Wednesday, December 9, 2015

A War on Football?

In last weekend's New York Times Dr. Bennet Omalu (played by Will Smith in the forthcoming Concussion movie) calls for an end to youth football (the American kind) and other contact sports that involve blows to the head. The article is essentially an invocation of the so-called "precautionary principle" - better safe than sorry when it comes to kids brains and contact sports..

I'll be using the op-ed in my spring course on the Governance of Sport where we will be discussing and ebating this issue. This post will serve as a running resource for this emerging debate. I have not yet seen a coherent response arguing the other side to Omalu's op-ed. But there have been a few interesting responses, an more is sure to come

Danny Kannell, former NFL quaterback and current ESPN commentator, took strong exception to the debate itself:
Last year the NYT suggested that football might be the source of a partisan split. Looking at the data, there is a case to be made, but it does not appear to be a strong one. Yesterday, Forbes also engaged this theme. Both Kannell and the NYT/Forbes seem a bit over-the-top, but perhaps they are just premature. We shall see.

Dr. Julian Bailes, who is also portrayed in the Concussion movie (by Alec Baldwin) argues that the state of concussion science, full of uncertainties, does not outweigh the various benefits of organized youth football. In effect, he takes the other side of the precautionary principle - arguing that the risks to eliminating football outweigh the possible health benefits. In effect, better safe than sorry means keeping football.

He does have a point, over 1 million boys play football in high schools, a number that hasn't changed very much over at least the past decade and longer (data). This suggests (using rough math: 250k per high school class over the past 50 years), that there are 10-15 million American adult males for who football was a part of their cultural experience. That is a big number. In the US, football is king of sports.

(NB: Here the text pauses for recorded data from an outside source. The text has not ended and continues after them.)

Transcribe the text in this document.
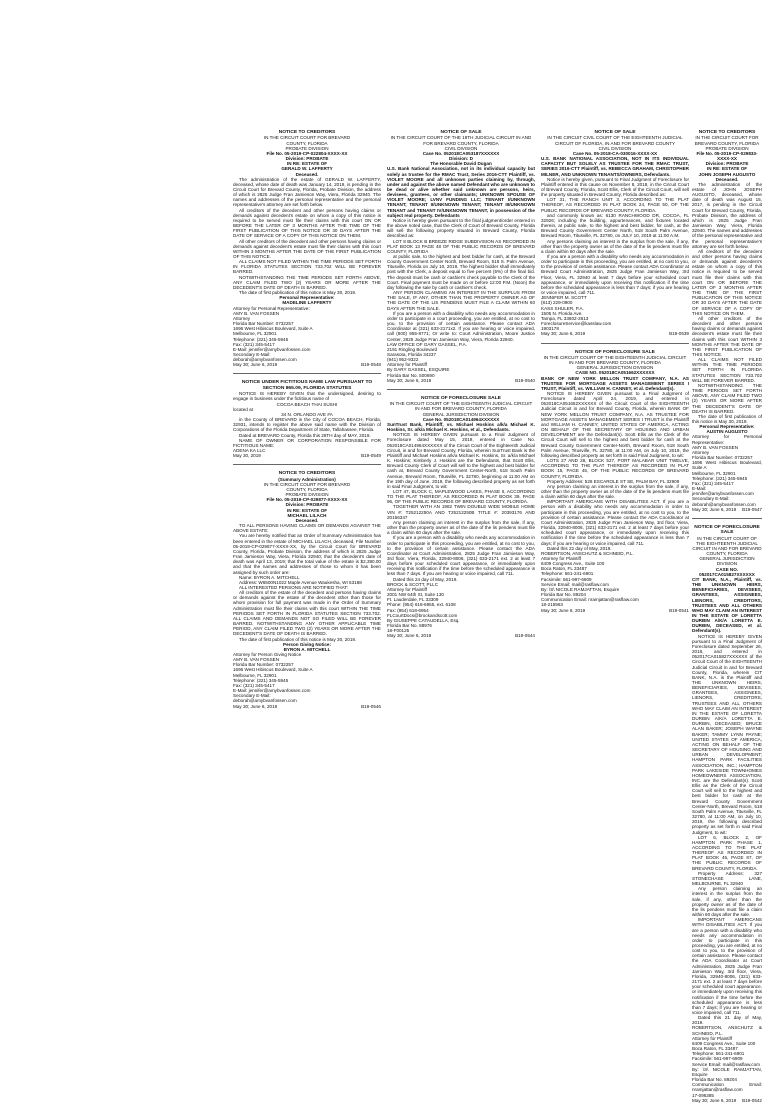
NOTICE TO CREDITORS
IN THE CIRCUIT COURT FOR BREVARD
COUNTY, FLORIDA
PROBATE DIVISION
File No. 05-2019-CP-022804-XXXX-XX
Division: PROBATE
IN RE: ESTATE OF
GERALD W. LAFFERTY
Deceased.

The administration of the estate of GERALD W. LAFFERTY, deceased, whose date of death was January 14, 2019, is pending in the Circuit Court for Brevard County, Florida, Probate Division, the address of which is 2825 Judge Fran Jamieson Way, Viera, Florida 32940. The names and addresses of the personal representative and the personal representative's attorney are set forth below.

All creditors of the decedent and other persons having claims or demands against decedent's estate on whom a copy of this notice is required to be served must file their claims with this court ON OR BEFORE THE LATER OF 3 MONTHS AFTER THE TIME OF THE FIRST PUBLICATION OF THIS NOTICE OR 30 DAYS AFTER THE DATE OF SERVICE OF A COPY OF THIS NOTICE ON THEM.

All other creditors of the decedent and other persons having claims or demands against decedent's estate must file their claims with this court WITHIN 3 MONTHS AFTER THE DATE OF THE FIRST PUBLICATION OF THIS NOTICE.

ALL CLAIMS NOT FILED WITHIN THE TIME PERIODS SET FORTH IN FLORIDA STATUTES SECTION 733.702 WILL BE FOREVER BARRED.

NOTWITHSTANDING THE TIME PERIODS SET FORTH ABOVE, ANY CLAIM FILED TWO (2) YEARS OR MORE AFTER THE DECEDENT'S DATE OF DEATH IS BARRED.

The date of first publication of this notice is May 30, 2019.

Personal Representative:
MADELINE LAFFERTY
Attorney for Personal Representative:
AMY B. VAN FOSSEN
Attorney
Florida Bar Number: 0732257
1696 West Hibiscus Boulevard, Suite A
Melbourne, FL 32901
Telephone: (321) 345-5945
Fax: (321) 345-5417
E-Mail: jennifer@amybvanfossen.com
Secondary E-Mail:
deborah@amybvanfossen.com
May 30; June 6, 2019	B19-0548
NOTICE UNDER FICTITIOUS NAME LAW PURSUANT TO SECTION 865.09, FLORIDA STATUTES

NOTICE IS HEREBY GIVEN that the undersigned, desiring to engage in business under the fictitious name of

COCOA BEACH THAI SUSHI
located at
34 N. ORLANDO AVE #A

in the County of BREVARD in the City of COCOA BEACH, Florida, 32931, intends to register the above said name with the Division of Corporations of the Florida Department of State, Tallahassee, Florida.

Dated at BREVARD County, Florida this 28TH day of MAY, 2019.

NAME OF OWNER OR CORPORATION RESPONSIBLE FOR FICTITIOUS NAME:

ADENA KA LLC
May 30, 2019	B19-0549
NOTICE TO CREDITORS
(Summary Administration)
IN THE CIRCUIT COURT FOR BREVARD
COUNTY, FLORIDA
PROBATE DIVISION
File No. 05-2019-CP-029877-XXXX-XX
Division: PROBATE
IN RE: ESTATE OF
MICHAEL LILACH
Deceased.

TO ALL PERSONS HAVING CLAIMS OR DEMANDS AGAINST THE ABOVE ESTATE:

You are hereby notified that an Order of Summary Administration has been entered in the estate of MICHAEL LILACH, deceased, File Number 05-2019-CP-029877-XXXX-XX, by the Circuit Court for BREVARD County, Florida, Probate Division, the address of which is 2825 Judge Fran Jamieson Way, Viera, Florida 32940; that the decedent's date of death was April 13, 2019; that the total value of the estate is $2,390.00 and that the names and addresses of those to whom it has been assigned by such order are:

Name: BYRON A. MITCHELL

Address: W6500N1022 Maple Avenue Waukesha, WI 53188

ALL INTERESTED PERSONS ARE NOTIFIED THAT:

All creditors of the estate of the decedent and persons having claims or demands against the estate of the decedent other than those for whom provision for full payment was made in the Order of Summary Administration must file their claims with this court WITHIN THE TIME PERIODS SET FORTH IN FLORIDA STATUTES SECTION 733.702. ALL CLAIMS AND DEMANDS NOT SO FILED WILL BE FOREVER BARRED. NOTWITHSTANDING ANY OTHER APPLICABLE TIME PERIOD, ANY CLAIM FILED TWO (2) YEARS OR MORE AFTER THE DECEDENT'S DATE OF DEATH IS BARRED.

The date of first publication of this notice is May 30, 2019.

Person Giving Notice:
BYRON A. MITCHELL
Attorney for Person Giving Notice
AMY B. VAN FOSSEN
Florida Bar Number: 0732257
1696 West Hibiscus Boulevard, Suite A
Melbourne, FL 32901
Telephone: (321) 345-5945
Fax: (321) 345-5417
E-Mail: jennifer@amybvanfossen.com
Secondary E-Mail:
deborah@amybvanfossen.com
May 30; June 6, 2019	B19-0546
NOTICE OF SALE
IN THE CIRCUIT COURT OF THE 18TH JUDICIAL CIRCUIT IN AND FOR BREVARD COUNTY, FLORIDA
CIVIL DIVISION
Case No. 052018CA053187XXXXXX
Division: D
The Honorable David Dugan
U.S. Bank National Association, not in its individual capacity but solely as trustee for the RMAC Trust, Series 2016-CTT Plaintiff, vs. VIOLET MOORE and all unknown parties claiming by, through, under and against the above named Defendant who are unknown to be dead or alive whether said unknown are persons, heirs, devisees, grantees, or other claimants; UNKNOWN SPOUSE OF VIOLET MOORE; LVNV FUNDING LLC; TENANT I/UNKNOWN TENANT; TENANT II/UNKNOWN TENANT; TENANT III/UNKNOWN TENANT and TENANT IV/UNKNOWN TENANT, in possession of the subject real property. Defendants

Notice is hereby given pursuant to the final judgment/order entered in the above noted case, that the Clerk of Court of Brevard County, Florida will sell the following property situated in Brevard County, Florida described as:

LOT 8 BLOCK B BREEZE RIDGE SUBDIVISION AS RECORDED IN PLAT BOOK 13 PAGE 48 OF THE PUBLIC RECORDS OF BREVARD COUNTY, FLORIDA

at public sale, to the highest and best bidder for cash, at the Brevard County Government Center North, Brevard Room, 518 S. Palm Avenue, Titusville, Florida on July 10, 2019. The highest bidder shall immediately post with the Clerk, a deposit equal to five percent (5%) of the final bid. The deposit must be cash or cashier's check payable to the Clerk of the Court. Final payment must be made on or before 12:00 P.M. (Noon) the day following the sale by cash or cashier's check.

ANY PERSON CLAIMING AN INTEREST IN THE SURPLUS FROM THE SALE, IF ANY, OTHER THAN THE PROPERTY OWNER AS OF THE DATE OF THE LIS PENDENS MUST FILE A CLAIM WITHIN 60 DAYS AFTER THE SALE.

If you are a person with a disability who needs any accommodation in order to participate in a court proceeding, you are entitled, at no cost to you, to the provision of certain assistance. Please contact ADA Coordinator at (321) 633-2171x2. If you are hearing or voice impaired, call (800) 955-8771; Or write to: Court Administration, Moore Justice Center, 2825 Judge Fran Jamieson Way, Viera, Florida 32940.

LAW OFFICE OF GARY GASSEL, P.A.
2191 Ringling Boulevard
Sarasota, Florida 34237
(941) 952-9322
Attorney for Plaintiff
By GARY GASSEL, ESQUIRE
Florida Bar No. 500690
May 30; June 6, 2019	B19-0540
NOTICE OF FORECLOSURE SALE
IN THE CIRCUIT COURT OF THE EIGHTEENTH JUDICIAL CIRCUIT IN AND FOR BREVARD COUNTY, FLORIDA
GENERAL JURISDICTION DIVISION
Case No. 052018CA014964XXXXXX
SunTrust Bank, Plaintiff, vs. Michael Hoskins a/k/a Michael K. Hoskins, Sr. a/k/a Michael K. Hoskins, et al., Defendants.

NOTICE IS HEREBY GIVEN pursuant to a Final Judgment of Foreclosure dated May 15, 2019, entered in Case No. 052018CA014964XXXXXX of the Circuit Court of the Eighteenth Judicial Circuit, in and for Brevard County, Florida, wherein SunTrust Bank is the Plaintiff and Michael Hoskins a/k/a Michael K. Hoskins, Sr. a/k/a Michael K. Hoskins; Kimberly J. Hoskins are the Defendants, that Scott Ellis, Brevard County Clerk of Court will sell to the highest and best bidder for cash at, Brevard County Government Center-North, 518 South Palm Avenue, Brevard Room, Titusville, FL 32780, beginning at 11:00 AM on the 19th day of June, 2019, the following described property as set forth in said Final Judgment, to wit:

LOT 47, BLOCK C, MAPLEWOOD LAKES, PHASE II, ACCORDING TO THE PLAT THEREOF, AS RECORDED IN PLAT BOOK 39, PAGE 96, OF THE PUBLIC RECORDS OF BREVARD COUNTY, FLORIDA.

TOGETHER WITH AN 1982 TWIN DOUBLE WIDE MOBILE HOME VIN #: T25212250A AND T25212250B TITLE #: 20393176 AND 20156347

Any person claiming an interest in the surplus from the sale, if any, other than the property owner as of the date of the lis pendens must file a claim within 60 days after the sale.

If you are a person with a disability who needs any accommodation in order to participate in this proceeding, you are entitled, at no cost to you, to the provision of certain assistance. Please contact the ADA Coordinator at Court Administration, 2825 Judge Fran Jamieson Way, 3rd floor, Viera, Florida, 32940-8006, (321) 633-2171 ext. 2 at least 7 days before your scheduled court appearance, or immediately upon receiving this notification if the time before the scheduled appearance is less than 7 days. If you are hearing or voice impaired, call 711.

Dated this 24 day of May, 2019.

BROCK & SCOTT, PLLC
Attorney for Plaintiff
2001 NW 64th St, Suite 130
Ft. Lauderdale, FL 33309
Phone: (954) 618-6955, ext. 6108
Fax: (954) 618-6954
FLCourtDocs@brockandscott.com
By GIUSEPPE CATAUDELLA, Esq.
Florida Bar No. 88976
18-F00125
May 30; June 6, 2019	B19-0544
NOTICE OF SALE
IN THE CIRCUIT CIVIL COURT OF THE EIGHTEENTH JUDICIAL CIRCUIT OF FLORIDA, IN AND FOR BREVARD COUNTY
CIVIL DIVISION
Case No. 05-2018-CA-030016-XXXX-XX
U.S. BANK NATIONAL ASSOCIATION, NOT IN ITS INDIVIDUAL CAPACITY BUT SOLELY AS TRUSTEE FOR THE RMAC TRUST, SERIES 2016-CTT Plaintiff, vs. REBECCA GRAHAM, CHRISTOPHER MILNER, AND UNKNOWN TENANTS/OWNERS, Defendants.

Notice is hereby given, pursuant to Final Judgment of Foreclosure for Plaintiff entered in this cause on November 8, 2018, in the Circuit Court of Brevard County, Florida, Scott Ellis, Clerk of the Circuit Court, will sell the property situated in Brevard County, Florida described as:

LOT 31, THE RANCH UNIT 3, ACCORDING TO THE PLAT THEREOF, AS RECORDED IN PLAT BOOK 24, PAGE 50, OF THE PUBLIC RECORDS OF BREVARD COUNTY, FLORIDA.

and commonly known as: 6130 RANCHWOOD DR, COCOA, FL 32926; including the building, appurtenances, and fixtures located therein, at public sale, to the highest and best bidder, for cash, at the Brevard County Government Center North, 518 South Palm Avenue, Brevard Room, Titusville, FL 32780, on JULY 10, 2019 at 11:00 A.M.

Any persons claiming an interest in the surplus from the sale, if any, other than the property owner as of the date of the lis pendens must file a claim within 60 days after the sale.

If you are a person with a disability who needs any accommodation in order to participate in this proceeding, you are entitled, at no cost to you, to the provision of certain assistance. Please contact ADA Coordinator at Brevard Court Administration, 2825 Judge Fran Jamieson Way, 3rd Floor, Viera, FL 32940 at least 7 days before your scheduled court appearance, or immediately upon receiving this notification if the time before the scheduled appearance is less than 7 days; if you are hearing or voice impaired, call 711.

JENNIFER M. SCOTT
(813) 229-0900
KASS SHULER, P.A.
1505 N. Florida Ave.
Tampa, FL 33602-2613
ForeclosureService@kasslaw.com
1903178
May 30; June 6, 2019	B19-0539
NOTICE OF FORECLOSURE SALE
IN THE CIRCUIT COURT OF THE EIGHTEENTH JUDICIAL CIRCUIT IN AND FOR BREVARD COUNTY, FLORIDA
GENERAL JURISDICTION DIVISION
CASE NO. 052018CA051662XXXXXX
BANK OF NEW YORK MELLON TRUST COMPANY, N.A. AS TRUSTEE FOR MORTGAGE ASSETS MANAGEMENT SERIES I TRUST, Plaintiff, vs. WILLIAM H. CANNEY, et al. Defendant(s).

NOTICE IS HEREBY GIVEN pursuant to a Final Judgment of Foreclosure dated April 24, 2019, and entered in 052018CA051662XXXXXX of the Circuit Court of the EIGHTEENTH Judicial Circuit in and for Brevard County, Florida, wherein BANK OF NEW YORK MELLON TRUST COMPANY, N.A. AS TRUSTEE FOR MORTGAGE ASSETS MANAGEMENT SERIES I TRUST is the Plaintiff and WILLIAM H. CANNEY; UNITED STATES OF AMERICA, ACTING ON BEHALF OF THE SECRETARY OF HOUSING AND URBAN DEVELOPMENT are the Defendant(s). Scott Ellis as the Clerk of the Circuit Court will sell to the highest and best bidder for cash at the Brevard County Government Center-North, Brevard Room, 518 South Palm Avenue, Titusville, FL 32780, at 11:00 AM, on July 10, 2019, the following described property as set forth in said Final Judgment, to wit:

LOTS 27 AND 28, BLOCK 527, PORT MALABAR UNIT TWELVE, ACCORDING TO THE PLAT THEREOF AS RECORDED IN PLAT BOOK 15, PAGE 45, OF THE PUBLIC RECORDS OF BREVARD COUNTY, FLORIDA.

Property Address: 526 ESCAROLE ST SE, PALM BAY, FL 32909

Any person claiming an interest in the surplus from the sale, if any, other than the property owner as of the date of the lis pendens must file a claim within 60 days after the sale.

IMPORTANT AMERICANS WITH DISABILITIES ACT. If you are a person with a disability who needs any accommodation in order to participate in this proceeding, you are entitled, at no cost to you, to the provision of certain assistance. Please contact the ADA Coordinator at Court Administration, 2825 Judge Fran Jamieson Way, 3rd floor, Viera, Florida, 32940-8006, (321) 633-2171 ext. 2 at least 7 days before your scheduled court appearance, or immediately upon receiving this notification if the time before the scheduled appearance is less than 7 days; if you are hearing or voice impaired, call 711.

Dated this 22 day of May, 2019.

ROBERTSON, ANSCHUTZ & SCHNEID, P.L.
Attorney for Plaintiff
6409 Congress Ave., Suite 100
Boca Raton, FL 33487
Telephone: 561-241-6901
Facsimile: 561-997-6909
Service Email: mail@rasflaw.com
By: \S\ NICOLE RAMJATTAN, Esquire
Florida Bar No. 89204
Communication Email: nramjattan@rasflaw.com
18-215963
May 30; June 6, 2019	B19-0541
NOTICE TO CREDITORS
IN THE CIRCUIT COURT FOR BREVARD COUNTY, FLORIDA
PROBATE DIVISION
File No. 05-2019-CP-029833-XXXX-XX
Division: PROBATE
IN RE: ESTATE OF
JOHN JOSEPH AUGUSTO
Deceased.

The administration of the estate of JOHN JOSEPH AUGUSTO, deceased, whose date of death was August 15, 2017, is pending in the Circuit Court for Brevard County, Florida, Probate Division, the address of which is 2825 Judge Fran Jamieson Way, Viera, Florida 32940. The names and addresses of the personal representative and the personal representative's attorney are set forth below.

All creditors of the decedent and other persons having claims or demands against decedent's estate on whom a copy of this notice is required to be served must file their claims with this court ON OR BEFORE THE LATER OF 3 MONTHS AFTER THE TIME OF THE FIRST PUBLICATION OF THIS NOTICE OR 30 DAYS AFTER THE DATE OF SERVICE OF A COPY OF THIS NOTICE ON THEM.

All other creditors of the decedent and other persons having claims or demands against decedent's estate must file their claims with this court WITHIN 3 MONTHS AFTER THE DATE OF THE FIRST PUBLICATION OF THIS NOTICE.

ALL CLAIMS NOT FILED WITHIN THE TIME PERIODS SET FORTH IN FLORIDA STATUTES SECTION 733.702 WILL BE FOREVER BARRED.

NOTWITHSTANDING THE TIME PERIODS SET FORTH ABOVE, ANY CLAIM FILED TWO (2) YEARS OR MORE AFTER THE DECEDENT'S DATE OF DEATH IS BARRED.

The date of first publication of this notice is May 30, 2019.

Personal Representative:
AUSTIN AUGUSTO
Attorney for Personal Representative:
AMY B. VAN FOSSEN
Attorney
Florida Bar Number: 0732257
1696 West Hibiscus Boulevard, Suite A
Melbourne, FL 32901
Telephone: (321) 345-5945
Fax: (321) 345-5417
E-Mail: jennifer@amybvanfossen.com
Secondary E-Mail:
deborah@amybvanfossen.com
May 30; June 6, 2019 B19-0547
NOTICE OF FORECLOSURE SALE
IN THE CIRCUIT COURT OF THE EIGHTEENTH JUDICIAL CIRCUIT IN AND FOR BREVARD COUNTY, FLORIDA
GENERAL JURISDICTION DIVISION
CASE NO. 052017CA015827XXXXXX
CIT BANK, N.A., Plaintiff, vs. THE UNKNOWN HEIRS, BENEFICIARIES, DEVISEES, GRANTEES, ASSIGNEES, LIENORS, CREDITORS, TRUSTEES AND ALL OTHERS WHO MAY CLAIM AN INTEREST IN THE ESTATE OF LORETTA DURBIN A/K/A LORETTA E. DURBIN, DECEASED, et al. Defendant(s).

NOTICE IS HEREBY GIVEN pursuant to a Final Judgment of Foreclosure dated September 26, 2018, and entered in 052017CA015827XXXXXX of the Circuit Court of the EIGHTEENTH Judicial Circuit in and for Brevard County, Florida, wherein CIT BANK, N.A. is the Plaintiff and THE UNKNOWN HEIRS, BENEFICIARIES, DEVISEES, GRANTEES, ASSIGNEES, LIENORS, CREDITORS, TRUSTEES AND ALL OTHERS WHO MAY CLAIM AN INTEREST IN THE ESTATE OF LORETTA DURBIN A/K/A LORETTA E. DURBIN, DECEASED; BRUCE ALAN BAKER; JOSEPH WAYNE BAKER; TAMMY LYNN PAYNE; UNITED STATES OF AMERICA, ACTING ON BEHALF OF THE SECRETARY OF HOUSING AND URBAN DEVELOPMENT; HAMPTON PARK FACILITIES ASSOCIATION, INC.; HAMPTON PARK LAKESIDE TOWNHOMES HOMEOWNERS ASSOCIATION, INC. are the Defendant(s). Scott Ellis as the Clerk of the Circuit Court will sell to the highest and best bidder for cash at the Brevard County Government Center-North, Brevard Room, 518 South Palm Avenue, Titusville, FL 32780, at 11:00 AM, on July 10, 2019, the following described property as set forth in said Final Judgment, to wit:

LOT 6, BLOCK 2, OF HAMPTON PARK PHASE 1, ACCORDING TO THE PLAT THEREOF AS RECORDED IN PLAT BOOK 45, PAGE 87, OF THE PUBLIC RECORDS OF BREVARD COUNTY, FLORIDA.

Property Address: 327 STONECHASE LANE, MELBOURNE, FL 32940

Any person claiming an interest in the surplus from the sale, if any, other than the property owner as of the date of the lis pendens must file a claim within 60 days after the sale.

IMPORTANT AMERICANS WITH DISABILITIES ACT. If you are a person with a disability who needs any accommodation in order to participate in this proceeding, you are entitled, at no cost to you, to the provision of certain assistance. Please contact the ADA Coordinator at Court Administration, 2825 Judge Fran Jamieson Way, 3rd floor, Viera, Florida, 32940-8006, (321) 633-2171 ext. 2 at least 7 days before your scheduled court appearance, or immediately upon receiving this notification if the time before the scheduled appearance is less than 7 days; if you are hearing or voice impaired, call 711.

Dated this 21 day of May, 2019.

ROBERTSON, ANSCHUTZ & SCHNEID, P.L.
Attorney for Plaintiff
6409 Congress Ave., Suite 100
Boca Raton, FL 33487
Telephone: 561-241-6901
Facsimile: 561-997-6909
Service Email: mail@rasflaw.com
By: \S\ NICOLE RAMJATTAN, Esquire
Florida Bar No. 89204
Communication Email: nramjattan@rasflaw.com
17-096385
May 30; June 6, 2019 B19-0542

In a 2014 article, FiveThirtyEight (owned by ESPN) has also cast doubt on the relationship of concussions and health impacts on football players (professional). FiveThirtyEight also explored concussion rates in youth sports, which (if the data is reliable and meaningful, big ifs here) suggests a pretty low rate across sports, but with football in the lead.

Far more important than any partisan divide in the debate over concussions in sports, at all levels, are the financial interests at play. The NFL has a lot of money and influence. It also has a $15 billion plus contact with ESPN. ESPN pays the salaries of both Danny Kannell and FiveThirtyEight. I don't believe that either Kannell or folks at FiveThirtyEight have their views because of NFL funding, simply that interests align in predictable ways. This is a common challenge in policy debates relate to science and culture, and one that I have written a lot about.

Coming up with balanced analysis of the concussion problem, a shared understanding of what that problem may be, as well as alternative options for the future will depend upon hearing from a diversity of voices, including those that are independent of the NFL, ESPN and the debate so far.

The issue is still emerging. Watch this space.